Por RAMIRO MORALES
“Iremos afilando el lápiz”, le dijo el ministro de Energía Guillermo Coco a este a diario, el mismo día que el gobierno provincial salió a intimar a la empresa YPF a que invierta en tres áreas que tiene abandonadas. De esta forma, se sumó a Chubut, Santa Cruz y Mendoza, que desde hace varias semanas vienen presionando a la firma más importante del país para que vuelque más dinero en el país para el desarrollo de hidrocarburos.
La nota fue una señal importante en medio de un complejo escenario cruzado por pujas políticas a nivel nacional del que Neuquén irremediablemente forma parte por ser la principal productora del país. Más que un posicionamiento dentro de este juego de tires y aflojes entre la Casa Rosada e YPF, la intimación debe leerse como una muestra de que el Estado neuquino cambió su forma de ver el sector. Ya no quiere ser espectador y cada tantos años definir condiciones a través de los contratos. Quiere ser protagonista y quedarse con parte de la renta petrolera.
En ese sentido, van algunas medidas como la creación de Gas y Petróleo de Neuquén (G&P). La empresa, aún incipiente, se capitalizará a partir de los convenios firmados con las petroleras que operarán en sus áreas. Una vez vencidos los contratos, podría quedarse con los yacimientos.
Claro que este es un proceso no exento de resistencias, sobre todo en un país donde el estado fue corrido como actor en la economía. El desafío consiste en crear herramientas sólidas e ir acumulando el know how que se fue perdiendo a partir de las privatizaciones.
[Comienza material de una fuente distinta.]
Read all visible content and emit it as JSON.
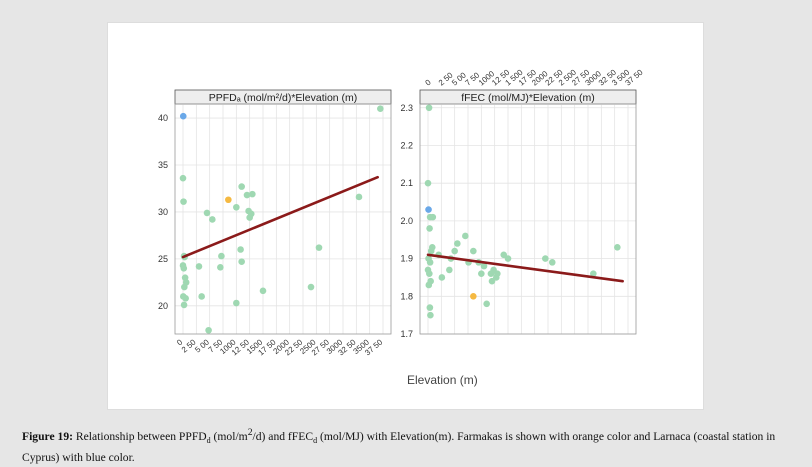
{
  "figure": {
    "xlabel": "Elevation (m)",
    "caption_label": "Figure 19:",
    "caption_text_1": "Relationship between PPFD",
    "caption_sub_1": "d",
    "caption_text_2": "(mol/m",
    "caption_sup_2": "2",
    "caption_text_3": "/d) and fFEC",
    "caption_sub_3": "d",
    "caption_text_4": "(mol/MJ) with Elevation(m). Farmakas is shown with orange color and Larnaca (coastal station in Cyprus) with blue color."
  },
  "colors": {
    "point": "#9fd8b2",
    "highlight_orange": "#f5b942",
    "highlight_blue": "#6aa8e8",
    "trend": "#8b1a1a",
    "strip": "#eeeeee",
    "grid": "#e4e4e4"
  },
  "chart_data": [
    {
      "type": "scatter",
      "title": "PPFDₐ (mol/m²/d)*Elevation (m)",
      "xlabel": "Elevation (m)",
      "xlim": [
        0,
        3750
      ],
      "ylim": [
        17,
        41.5
      ],
      "xticks": [
        "0",
        "250",
        "500",
        "750",
        "1000",
        "1250",
        "1500",
        "1750",
        "2000",
        "2250",
        "2500",
        "2750",
        "3000",
        "3250",
        "3500",
        "3750"
      ],
      "xtick_values": [
        0,
        250,
        500,
        750,
        1000,
        1250,
        1500,
        1750,
        2000,
        2250,
        2500,
        2750,
        3000,
        3250,
        3500,
        3750
      ],
      "xtick_labels": [
        "0",
        "2 50",
        "5 00",
        "7 50",
        "1000",
        "12 50",
        "1500",
        "17 50",
        "2000",
        "22 50",
        "2500",
        "27 50",
        "3000",
        "32 50",
        "3500",
        "37 50"
      ],
      "yticks": [
        20,
        25,
        30,
        35,
        40
      ],
      "xtick_position": "bottom",
      "trend": [
        [
          0,
          25.2
        ],
        [
          3650,
          33.7
        ]
      ],
      "points": [
        {
          "x": 5,
          "y": 40.2,
          "c": "blue"
        },
        {
          "x": 850,
          "y": 31.3,
          "c": "orange"
        },
        {
          "x": 0,
          "y": 33.6
        },
        {
          "x": 10,
          "y": 31.1
        },
        {
          "x": 20,
          "y": 25.3
        },
        {
          "x": 30,
          "y": 25.2
        },
        {
          "x": 0,
          "y": 24.3
        },
        {
          "x": 15,
          "y": 24.0
        },
        {
          "x": 40,
          "y": 23.0
        },
        {
          "x": 60,
          "y": 22.5
        },
        {
          "x": 25,
          "y": 22.0
        },
        {
          "x": 5,
          "y": 21.0
        },
        {
          "x": 50,
          "y": 20.8
        },
        {
          "x": 20,
          "y": 20.1
        },
        {
          "x": 300,
          "y": 24.2
        },
        {
          "x": 350,
          "y": 21.0
        },
        {
          "x": 450,
          "y": 29.9
        },
        {
          "x": 550,
          "y": 29.2
        },
        {
          "x": 480,
          "y": 17.4
        },
        {
          "x": 700,
          "y": 24.1
        },
        {
          "x": 720,
          "y": 25.3
        },
        {
          "x": 1000,
          "y": 30.5
        },
        {
          "x": 1000,
          "y": 20.3
        },
        {
          "x": 1080,
          "y": 26.0
        },
        {
          "x": 1100,
          "y": 24.7
        },
        {
          "x": 1100,
          "y": 32.7
        },
        {
          "x": 1200,
          "y": 31.8
        },
        {
          "x": 1230,
          "y": 30.1
        },
        {
          "x": 1250,
          "y": 29.4
        },
        {
          "x": 1300,
          "y": 31.9
        },
        {
          "x": 1280,
          "y": 29.8
        },
        {
          "x": 1500,
          "y": 21.6
        },
        {
          "x": 2400,
          "y": 22.0
        },
        {
          "x": 2550,
          "y": 26.2
        },
        {
          "x": 3300,
          "y": 31.6
        },
        {
          "x": 3700,
          "y": 41.0
        }
      ]
    },
    {
      "type": "scatter",
      "title": "fFEC (mol/MJ)*Elevation (m)",
      "xlim": [
        0,
        3750
      ],
      "ylim": [
        1.7,
        2.31
      ],
      "xticks": [
        "0",
        "250",
        "500",
        "750",
        "1000",
        "1250",
        "1500",
        "1750",
        "2000",
        "2250",
        "2500",
        "2750",
        "3000",
        "3250",
        "3500",
        "3750"
      ],
      "xtick_values": [
        0,
        250,
        500,
        750,
        1000,
        1250,
        1500,
        1750,
        2000,
        2250,
        2500,
        2750,
        3000,
        3250,
        3500,
        3750
      ],
      "xtick_labels": [
        "0",
        "2 50",
        "5 00",
        "7 50",
        "1000",
        "12 50",
        "1 500",
        "17 50",
        "2000",
        "22 50",
        "2 500",
        "27 50",
        "3000",
        "32 50",
        "3 500",
        "37 50"
      ],
      "yticks": [
        1.7,
        1.8,
        1.9,
        2.0,
        2.1,
        2.2,
        2.3
      ],
      "xtick_position": "top",
      "trend": [
        [
          0,
          1.91
        ],
        [
          3650,
          1.84
        ]
      ],
      "points": [
        {
          "x": 10,
          "y": 2.03,
          "c": "blue"
        },
        {
          "x": 850,
          "y": 1.8,
          "c": "orange"
        },
        {
          "x": 20,
          "y": 2.3
        },
        {
          "x": 0,
          "y": 2.1
        },
        {
          "x": 40,
          "y": 2.01
        },
        {
          "x": 90,
          "y": 2.01
        },
        {
          "x": 30,
          "y": 1.98
        },
        {
          "x": 80,
          "y": 1.93
        },
        {
          "x": 60,
          "y": 1.92
        },
        {
          "x": 10,
          "y": 1.9
        },
        {
          "x": 40,
          "y": 1.89
        },
        {
          "x": 0,
          "y": 1.87
        },
        {
          "x": 25,
          "y": 1.86
        },
        {
          "x": 50,
          "y": 1.84
        },
        {
          "x": 15,
          "y": 1.83
        },
        {
          "x": 35,
          "y": 1.77
        },
        {
          "x": 45,
          "y": 1.75
        },
        {
          "x": 200,
          "y": 1.91
        },
        {
          "x": 260,
          "y": 1.85
        },
        {
          "x": 400,
          "y": 1.87
        },
        {
          "x": 430,
          "y": 1.9
        },
        {
          "x": 500,
          "y": 1.92
        },
        {
          "x": 550,
          "y": 1.94
        },
        {
          "x": 700,
          "y": 1.96
        },
        {
          "x": 760,
          "y": 1.89
        },
        {
          "x": 850,
          "y": 1.92
        },
        {
          "x": 950,
          "y": 1.89
        },
        {
          "x": 1000,
          "y": 1.86
        },
        {
          "x": 1050,
          "y": 1.88
        },
        {
          "x": 1100,
          "y": 1.78
        },
        {
          "x": 1180,
          "y": 1.86
        },
        {
          "x": 1200,
          "y": 1.84
        },
        {
          "x": 1230,
          "y": 1.87
        },
        {
          "x": 1280,
          "y": 1.85
        },
        {
          "x": 1300,
          "y": 1.86
        },
        {
          "x": 1420,
          "y": 1.91
        },
        {
          "x": 1500,
          "y": 1.9
        },
        {
          "x": 2200,
          "y": 1.9
        },
        {
          "x": 2330,
          "y": 1.89
        },
        {
          "x": 3100,
          "y": 1.86
        },
        {
          "x": 3550,
          "y": 1.93
        }
      ]
    }
  ]
}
Por lo pronto, el gobierno neuquino avisó a las petroleras que no tolerará la ausencia de inversiones y advirtió que existen unas 30 áreas marginales en la lupa que podrían pasar a las manos de G&P.
Aumentos
Mientras participa del ajedrez de los hidrocarburos, la provincia cerró esta semana el ciclo de aumentos salariales al sector público, al menos hasta mitad de año. El ministro de Coordinación Gabriel Gastaminza anunció una suba del 17% para la Policía, el único sector mayoritario que quedaba pendiente. Aún restan algunos sectores bajo convenio que no fueron alcanzados por mejoras, pero habría respuestas para ellos con el correr de los días.
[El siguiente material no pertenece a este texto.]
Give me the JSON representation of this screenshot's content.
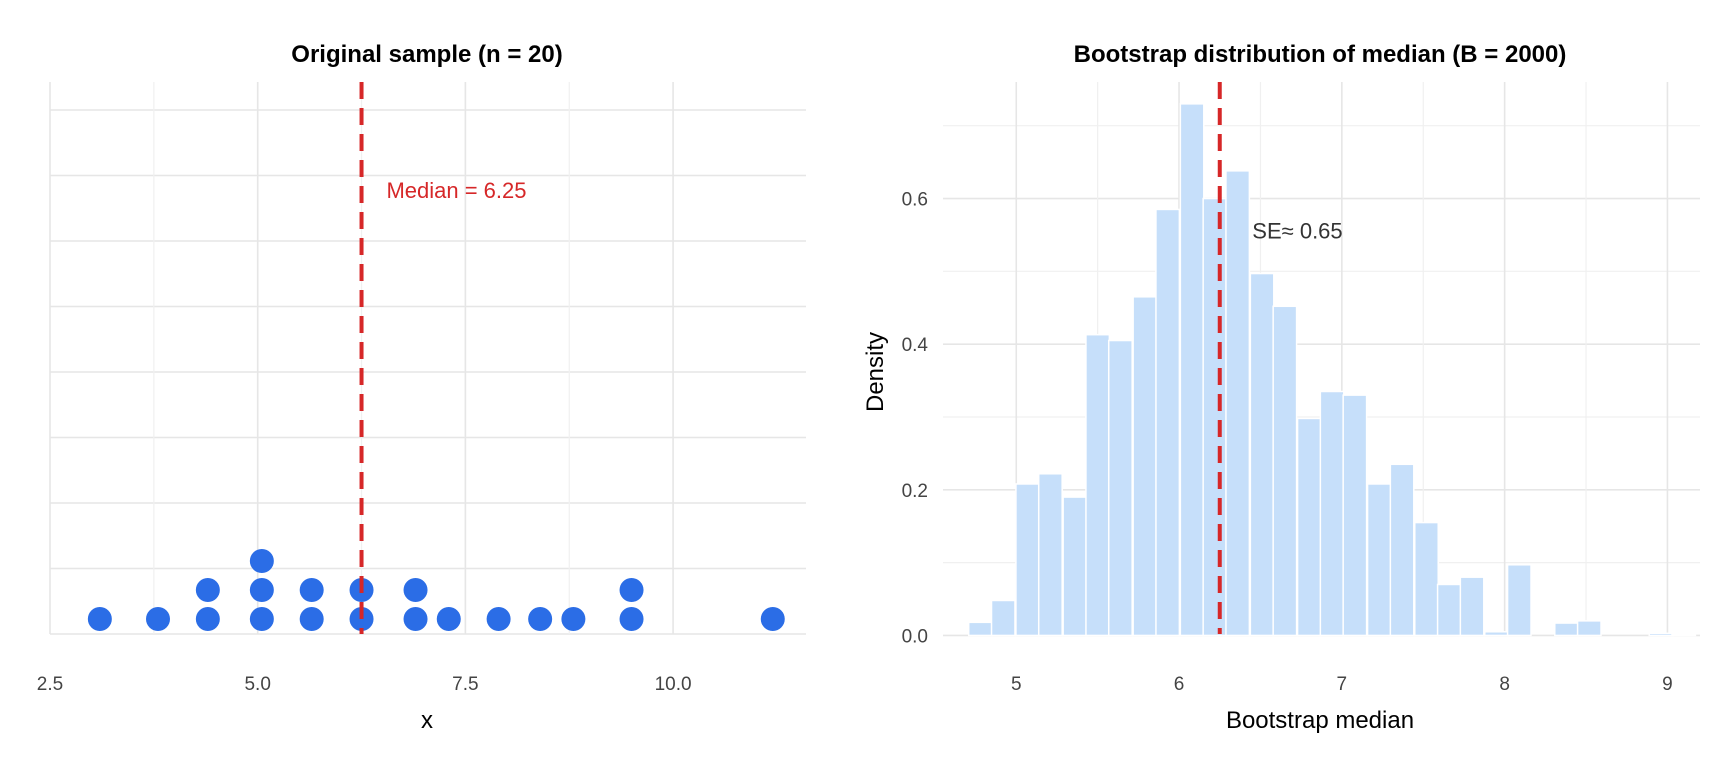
{
  "chart_data": [
    {
      "type": "scatter",
      "variant": "dot-stack",
      "title": "Original sample (n = 20)",
      "xlabel": "x",
      "ylabel": "",
      "xlim": [
        2.5,
        11.6
      ],
      "xticks": [
        2.5,
        5.0,
        7.5,
        10.0
      ],
      "xtick_labels": [
        "2.5",
        "5.0",
        "7.5",
        "10.0"
      ],
      "grid": true,
      "point_color": "#2b6de6",
      "points": [
        {
          "x": 3.1,
          "level": 1
        },
        {
          "x": 3.8,
          "level": 1
        },
        {
          "x": 4.4,
          "level": 1
        },
        {
          "x": 4.4,
          "level": 2
        },
        {
          "x": 5.05,
          "level": 1
        },
        {
          "x": 5.05,
          "level": 2
        },
        {
          "x": 5.05,
          "level": 3
        },
        {
          "x": 5.65,
          "level": 1
        },
        {
          "x": 5.65,
          "level": 2
        },
        {
          "x": 6.25,
          "level": 1
        },
        {
          "x": 6.25,
          "level": 2
        },
        {
          "x": 6.9,
          "level": 1
        },
        {
          "x": 6.9,
          "level": 2
        },
        {
          "x": 7.3,
          "level": 1
        },
        {
          "x": 7.9,
          "level": 1
        },
        {
          "x": 8.4,
          "level": 1
        },
        {
          "x": 8.8,
          "level": 1
        },
        {
          "x": 9.5,
          "level": 1
        },
        {
          "x": 9.5,
          "level": 2
        },
        {
          "x": 11.2,
          "level": 1
        }
      ],
      "reference_line": {
        "x": 6.25,
        "color": "#d62728",
        "style": "dashed"
      },
      "annotation": {
        "text": "Median = 6.25",
        "x": 6.55,
        "color": "#d62728"
      }
    },
    {
      "type": "bar",
      "variant": "histogram",
      "title": "Bootstrap distribution of median (B = 2000)",
      "xlabel": "Bootstrap median",
      "ylabel": "Density",
      "xlim": [
        4.55,
        9.2
      ],
      "ylim": [
        -0.02,
        0.76
      ],
      "xticks": [
        5,
        6,
        7,
        8,
        9
      ],
      "xtick_labels": [
        "5",
        "6",
        "7",
        "8",
        "9"
      ],
      "yticks": [
        0.0,
        0.2,
        0.4,
        0.6
      ],
      "ytick_labels": [
        "0.0",
        "0.2",
        "0.4",
        "0.6"
      ],
      "grid": true,
      "bar_color": "#c6dffa",
      "bin_width": 0.144,
      "bins": [
        {
          "x": 4.78,
          "density": 0.018
        },
        {
          "x": 4.92,
          "density": 0.048
        },
        {
          "x": 5.07,
          "density": 0.208
        },
        {
          "x": 5.21,
          "density": 0.222
        },
        {
          "x": 5.36,
          "density": 0.19
        },
        {
          "x": 5.5,
          "density": 0.413
        },
        {
          "x": 5.64,
          "density": 0.405
        },
        {
          "x": 5.79,
          "density": 0.465
        },
        {
          "x": 5.93,
          "density": 0.585
        },
        {
          "x": 6.08,
          "density": 0.73
        },
        {
          "x": 6.22,
          "density": 0.6
        },
        {
          "x": 6.36,
          "density": 0.638
        },
        {
          "x": 6.51,
          "density": 0.497
        },
        {
          "x": 6.65,
          "density": 0.452
        },
        {
          "x": 6.8,
          "density": 0.298
        },
        {
          "x": 6.94,
          "density": 0.335
        },
        {
          "x": 7.08,
          "density": 0.33
        },
        {
          "x": 7.23,
          "density": 0.208
        },
        {
          "x": 7.37,
          "density": 0.235
        },
        {
          "x": 7.52,
          "density": 0.155
        },
        {
          "x": 7.66,
          "density": 0.07
        },
        {
          "x": 7.8,
          "density": 0.08
        },
        {
          "x": 7.95,
          "density": 0.005
        },
        {
          "x": 8.09,
          "density": 0.097
        },
        {
          "x": 8.24,
          "density": 0.0
        },
        {
          "x": 8.38,
          "density": 0.017
        },
        {
          "x": 8.52,
          "density": 0.02
        },
        {
          "x": 8.67,
          "density": 0.0
        },
        {
          "x": 8.81,
          "density": 0.0
        },
        {
          "x": 8.96,
          "density": 0.003
        },
        {
          "x": 9.1,
          "density": 0.002
        }
      ],
      "reference_line": {
        "x": 6.25,
        "color": "#d62728",
        "style": "dashed"
      },
      "annotation": {
        "text": "SE≈ 0.65",
        "x": 6.45,
        "y": 0.555,
        "color": "#333333"
      }
    }
  ]
}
La suba salarial y la cantidad de agentes del Estado esconde una discusión que a menudo no trasciende pero que será cabal en el futuro: el modelo previsional. A través del ISSN, Neuquén tiene uno de los mejores sistemas del país, entre las pocas cajas que quedaron a mano de las provincias. Sin embargo, tal como publicó este diario en la semana, la cantidad de jubilados aumentó un 70% en los últimos cuatro años. En tres años, serán 20.000. La cantidad de beneficiarios en relación a los aportantes comienza a mostrar un desequilibrio. De hecho, el ritmo de ingresos al Estado es menor que el de jubilaciones. Además, los avances médicos estiran las expectativas de vida.
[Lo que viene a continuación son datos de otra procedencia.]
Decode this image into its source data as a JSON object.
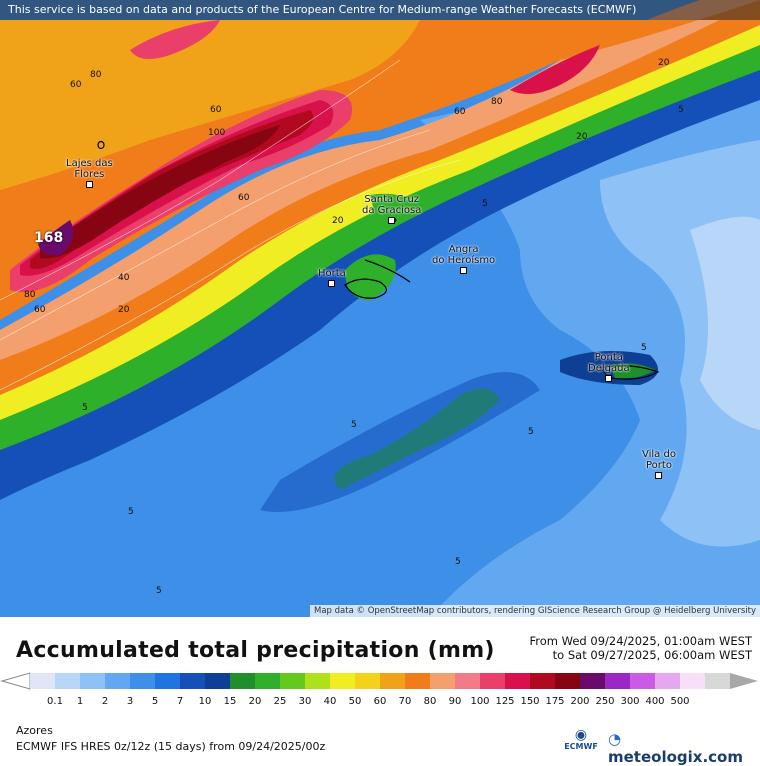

Por esta razón el gobierno estudia en el corto plazo aumentar los aportes, tanto para el empleado (el Estado), como para los trabajadores. También se piensa en crear una suerte de fondo de compensación a través de los fondos petroleros, que permita cubrir esos futuros desequilibrios.
Precios
Y si de salarios se trata, el incremento en el boleto de colectivo en Neuquén capital impactará en el bolsillo de los trabajadores. Previendo el descontento que esto pueda generar en sus usuarios, el intendente Horacio Quiroga diseñó una estrategia de doble alcance: culpar a su antecesor por el contrato firmado con la empresa Indalo por una parte y capitalizar una virtual economización del precio por la otra. Esto último es lo que se intentó esta semana, cuando se presentó un proyecto para que el viaje cueste $3,85. Se buscó instalar el valor como un esfuerzo del municipio, ya que “bajaba” el costo inicial de $4 pesos. Lo curioso es que esos $4 sólo salieron de boca el propio intendente, es decir, nunca hubo un proyecto que indicara que ese iba a ser el valor. La estrategia fue largarlo, medir la reacción y salir luego con una oferta más barata.
El descontento de los usuarios ya se está empezando a notar y Quiroga deberá lidiar con un problema que afecta a miles de neuquinos.